A rental property, progressives argued, is an investment- not guaranteed to work out. Sometimes investments lose money, that’s life. A property owner losing money on an investment is better than a family being evicted from their home during a pandemic when everything is shut down and they might not be able to work.
Like all great lies, all of that is true. And it’s all wrong.
A rental property is an investment without a guaranteed return. Investments do lose money. That is better than a family being evicted during a pandemic.

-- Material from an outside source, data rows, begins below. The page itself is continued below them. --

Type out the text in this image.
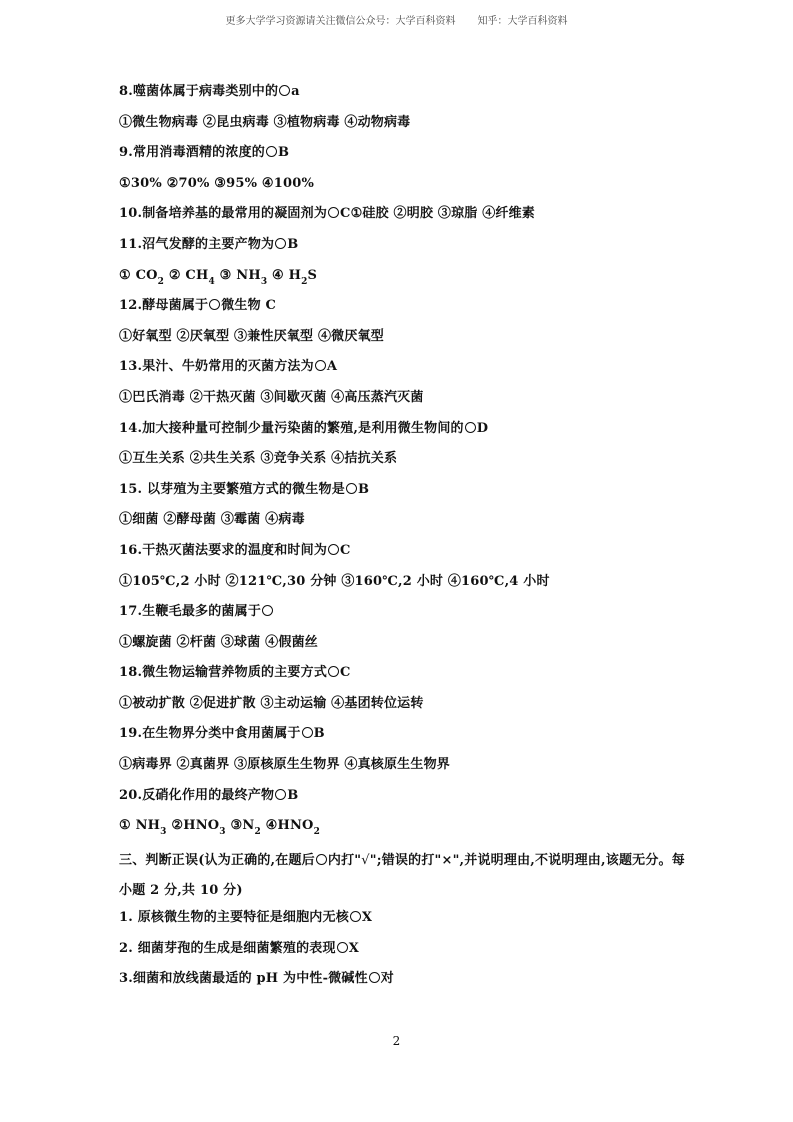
更多大学学习资源请关注微信公众号：大学百科资料 知乎：大学百科资料
8.噬菌体属于病毒类别中的 a
①微生物病毒 ②昆虫病毒 ③植物病毒 ④动物病毒
9.常用消毒酒精的浓度的 B
①30% ②70% ③95% ④100%
10.制备培养基的最常用的凝固剂为 C①硅胶 ②明胶 ③琼脂 ④纤维素
11.沼气发酵的主要产物为 B
① $CO_2$ ② $CH_4$ ③ $NH_3$ ④ $H_2S$
12.酵母菌属于 微生物 C
①好氧型 ②厌氧型 ③兼性厌氧型 ④微厌氧型
13.果汁、牛奶常用的灭菌方法为 A
①巴氏消毒 ②干热灭菌 ③间歇灭菌 ④高压蒸汽灭菌
14.加大接种量可控制少量污染菌的繁殖,是利用微生物间的 D
①互生关系 ②共生关系 ③竞争关系 ④拮抗关系
15. 以芽殖为主要繁殖方式的微生物是 B
①细菌 ②酵母菌 ③霉菌 ④病毒
16.干热灭菌法要求的温度和时间为 C
①105℃,2 小时 ②121℃,30 分钟 ③160℃,2 小时 ④160℃,4 小时
17.生鞭毛最多的菌属于
①螺旋菌 ②杆菌 ③球菌 ④假菌丝
18.微生物运输营养物质的主要方式 C
①被动扩散 ②促进扩散 ③主动运输 ④基团转位运转
19.在生物界分类中食用菌属于 B
①病毒界 ②真菌界 ③原核原生生物界 ④真核原生生物界
20.反硝化作用的最终产物 B
① $NH_3$ $②HNO_3$ $③N_2$ $④HNO_2$
三、判断正误(认为正确的,在题后 内打"√";错误的打"×",并说明理由,不说明理由,该题无分。每小题 2 分,共 10 分)
1. 原核微生物的主要特征是细胞内无核 X
2. 细菌芽孢的生成是细菌繁殖的表现 X
3.细菌和放线菌最适的 pH 为中性-微碱性 对
2
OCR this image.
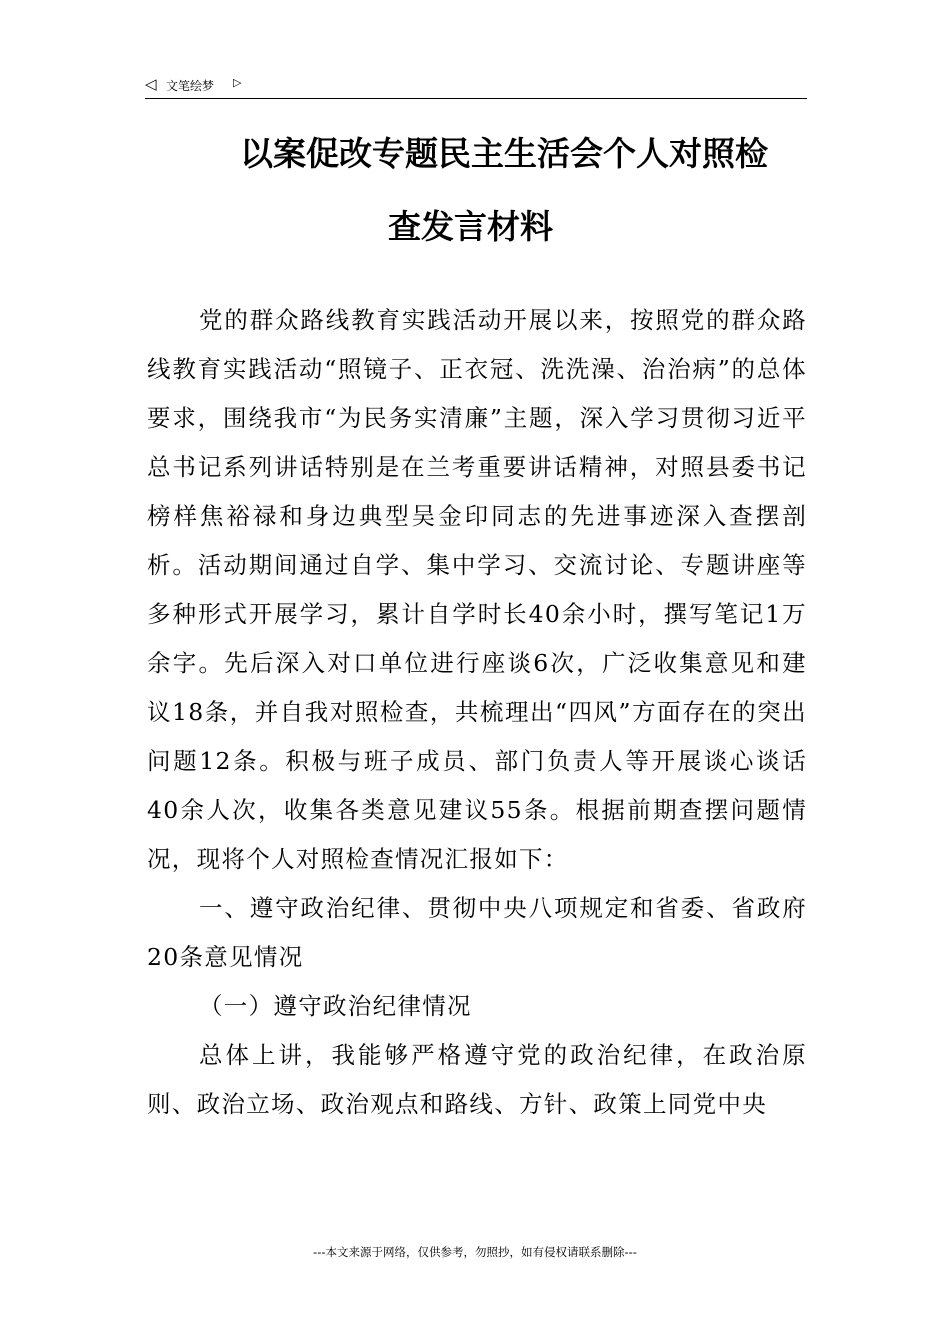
◁ 文笔绘梦 ▷
以案促改专题民主生活会个人对照检
查发言材料

党的群众路线教育实践活动开展以来，按照党的群众路线教育实践活动“照镜子、正衣冠、洗洗澡、治治病”的总体要求，围绕我市“为民务实清廉”主题，深入学习贯彻习近平总书记系列讲话特别是在兰考重要讲话精神，对照县委书记榜样焦裕禄和身边典型吴金印同志的先进事迹深入查摆剖析。活动期间通过自学、集中学习、交流讨论、专题讲座等多种形式开展学习，累计自学时长40余小时，撰写笔记1万余字。先后深入对口单位进行座谈6次，广泛收集意见和建议18条，并自我对照检查，共梳理出“四风”方面存在的突出问题12条。积极与班子成员、部门负责人等开展谈心谈话40余人次，收集各类意见建议55条。根据前期查摆问题情况，现将个人对照检查情况汇报如下：

一、遵守政治纪律、贯彻中央八项规定和省委、省政府20条意见情况

（一）遵守政治纪律情况

总体上讲，我能够严格遵守党的政治纪律，在政治原则、政治立场、政治观点和路线、方针、政策上同党中央

---本文来源于网络，仅供参考，勿照抄，如有侵权请联系删除---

The lie is in the false dichotomy. Progressives presented this argument as a false choice: A moratorium on rent or mass evictions.
Many countries who took measures to prevent people from being evicted for nonpayment of rent also took steps to ensure rental-property owners weren’t left holding the bag.
Perhaps progressives think property owners deserve to hold the bag but that isn’t the point.
The real point is: Who wants to hold the bag now?
Going forward, who is getting into the residential rental industry?
Who is getting out?
The answers to these questions are why this particular COVID19 mitigation policy needs improvement for our next bout with our microscopic adversaries.
For now, investments in the residential property industry have become high-risk. Risk-adverse investors are getting out- retired couples who own a couple of properties to supplement their Social Security income, small-scale property owners, fix-up hobbyists.
Sub-prime lenders are moving in.
Well; they would. Who else invests in high-risk investments?
Given the increased risk of default on a financial lease agreement, the new titans of the rental industry and larger corporations keen on mitigating that risk are going to take steps we know well from other sub-prime lending situations.
The bottom line is less for more.
Renters will be forced to pay sub-prime landlords more for less. Sub-prime lenders always have to charge more to compensate for those who default. Rental property management companies, old and new, will take other steps to mitigate risk as well: Requiring six months or a year of rent instead of the old standard of first and last month’s; more stringent credit, background and reference checks.
The result of this, is that rent is up- in some places as much as 40%- and it isn’t going back down.
Probably not for a very long time, if ever. To improve the rental property market, and attract risk-adverse investors again, will take a great deal of work by legislators, lawmakers and even local governments.
The industry might never recover.
With so many renters facing impossible increases, the options are limited: You can’t force people to invest in the rental property industry. They might do it to make a profit, but no one goes into business, makes an investment, rents out a house expecting to lose money.
The only other option, of course, for economically disadvantaged renters- who will increasingly be priced out of the market by rising rents- will be government housing.
Government housing, it should be noted, does not have a sterling reputation.
The answer to this conundrum, though it comes too late, wasn’t less government housing, however: It was more.
Subsidizing every rental property owner, compensating them under current government housing statutes, would have had a completely different net result. The rental market might, even now, be settling back into a pre-COVID19 normalcy.
Buying a rental property might still be a low-risk undertaking attracting plenty of cottage investors.
Instead, higher rents are here to stay.